AH: I think when there’s a collaboration from the start, there’s a mutual world-building that occurs. Designers have long since dabbled in costume production, take Iris Van Herpen designing for the ballet or Jean Paul Gaultier’s iconic looks for The Fifth Element.

MS: I think the budget point is really key—not just for film and TV, but for the designers keen to participate who perhaps don’t have the backing of a major house. When Renaissance Renaissance’s Cynthia Merhej designed costumes for Bonjour Tristesse—which were wonderful—she told me how expensive it is to put yourself in a film as an independent brand. She was only able to do so because Renaissance Renaissance has its own atelier in Beirut, where she could cut and sew the pieces.

HJ: Balenciaga also has a role in Euphoria. Pierpaolo Piccioli presented his fall 2026 collectsion in partnership with the show’s creator, Sam Levinson. How do we think that factors in here?

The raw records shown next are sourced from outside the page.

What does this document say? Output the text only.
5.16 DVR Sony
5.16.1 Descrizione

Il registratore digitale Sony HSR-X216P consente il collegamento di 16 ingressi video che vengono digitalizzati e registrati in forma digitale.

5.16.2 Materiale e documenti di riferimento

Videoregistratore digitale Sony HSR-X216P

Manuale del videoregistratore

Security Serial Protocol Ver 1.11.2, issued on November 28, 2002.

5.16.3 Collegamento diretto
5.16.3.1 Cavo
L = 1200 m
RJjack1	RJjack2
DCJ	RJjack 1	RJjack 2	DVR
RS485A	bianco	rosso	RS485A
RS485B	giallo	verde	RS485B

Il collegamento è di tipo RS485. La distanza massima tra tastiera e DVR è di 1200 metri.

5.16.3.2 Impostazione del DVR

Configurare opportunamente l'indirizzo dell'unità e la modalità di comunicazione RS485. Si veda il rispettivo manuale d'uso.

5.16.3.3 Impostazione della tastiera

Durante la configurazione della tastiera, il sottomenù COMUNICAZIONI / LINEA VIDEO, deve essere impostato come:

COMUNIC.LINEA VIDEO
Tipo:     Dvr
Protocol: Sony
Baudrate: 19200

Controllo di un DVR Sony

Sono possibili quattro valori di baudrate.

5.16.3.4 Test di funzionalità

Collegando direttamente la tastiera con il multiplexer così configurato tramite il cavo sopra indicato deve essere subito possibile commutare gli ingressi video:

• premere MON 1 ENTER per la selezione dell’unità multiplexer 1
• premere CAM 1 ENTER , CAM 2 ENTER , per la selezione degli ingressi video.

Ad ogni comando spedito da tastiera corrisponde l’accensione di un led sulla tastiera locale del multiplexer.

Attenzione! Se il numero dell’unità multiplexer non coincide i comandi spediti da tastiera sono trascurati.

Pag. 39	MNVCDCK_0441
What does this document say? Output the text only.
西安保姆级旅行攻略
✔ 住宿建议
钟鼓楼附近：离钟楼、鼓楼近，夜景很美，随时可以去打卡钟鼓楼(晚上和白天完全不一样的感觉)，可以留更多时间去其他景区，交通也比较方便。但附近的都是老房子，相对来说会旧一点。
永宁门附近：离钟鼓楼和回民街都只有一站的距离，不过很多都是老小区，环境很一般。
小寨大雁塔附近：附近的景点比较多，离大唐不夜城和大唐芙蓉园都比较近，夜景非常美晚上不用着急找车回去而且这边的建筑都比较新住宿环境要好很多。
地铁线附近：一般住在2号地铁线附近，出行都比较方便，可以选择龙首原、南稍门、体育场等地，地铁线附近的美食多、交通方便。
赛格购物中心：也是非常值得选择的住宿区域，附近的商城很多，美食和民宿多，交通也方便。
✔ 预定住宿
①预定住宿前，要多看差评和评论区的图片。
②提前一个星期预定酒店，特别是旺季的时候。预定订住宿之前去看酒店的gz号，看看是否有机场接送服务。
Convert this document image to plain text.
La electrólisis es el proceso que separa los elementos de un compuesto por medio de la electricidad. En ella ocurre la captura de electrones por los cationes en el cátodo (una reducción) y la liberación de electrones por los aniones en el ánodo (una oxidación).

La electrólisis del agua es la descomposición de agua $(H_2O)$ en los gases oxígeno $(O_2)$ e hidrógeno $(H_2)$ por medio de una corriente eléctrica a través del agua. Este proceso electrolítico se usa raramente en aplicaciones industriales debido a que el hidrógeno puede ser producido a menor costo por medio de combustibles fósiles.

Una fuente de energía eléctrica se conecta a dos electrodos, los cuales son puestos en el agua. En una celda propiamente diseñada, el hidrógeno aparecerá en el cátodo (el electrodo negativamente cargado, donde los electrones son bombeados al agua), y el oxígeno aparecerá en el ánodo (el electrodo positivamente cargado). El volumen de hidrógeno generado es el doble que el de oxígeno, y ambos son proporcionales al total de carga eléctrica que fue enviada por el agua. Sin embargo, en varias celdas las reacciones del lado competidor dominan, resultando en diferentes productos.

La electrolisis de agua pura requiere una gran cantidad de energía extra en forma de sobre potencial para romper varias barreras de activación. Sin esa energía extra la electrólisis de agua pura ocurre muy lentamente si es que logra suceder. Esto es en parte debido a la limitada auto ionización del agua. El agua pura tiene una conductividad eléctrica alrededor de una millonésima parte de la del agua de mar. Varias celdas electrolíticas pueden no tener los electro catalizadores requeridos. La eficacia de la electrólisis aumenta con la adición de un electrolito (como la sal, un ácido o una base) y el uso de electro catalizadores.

MS: I’ve been wondering since the show whether that means we’ll see some Balenciaga pieces in season three. Demna was known for bridging the brand with youth culture—who can forget the Simpsons show?—so in that sense, it’s perhaps a better fit than most. But more than anything, I think it shows that Levinson is keen to sink his teeth into luxury, so I’m sure we’ll see more brands throughout—Balenciaga or otherwise.

CA: I wonder if we’ll see even more high-fashion moments this season, like—yes—a Balenciaga look. Or if the Bottega was a one-hit wonder. I feel like characters like Maddie or Cassie wear some wackadoodle things, and that would lend itself to a moment…

AH: If anything, it proves that all IP is up for grabs!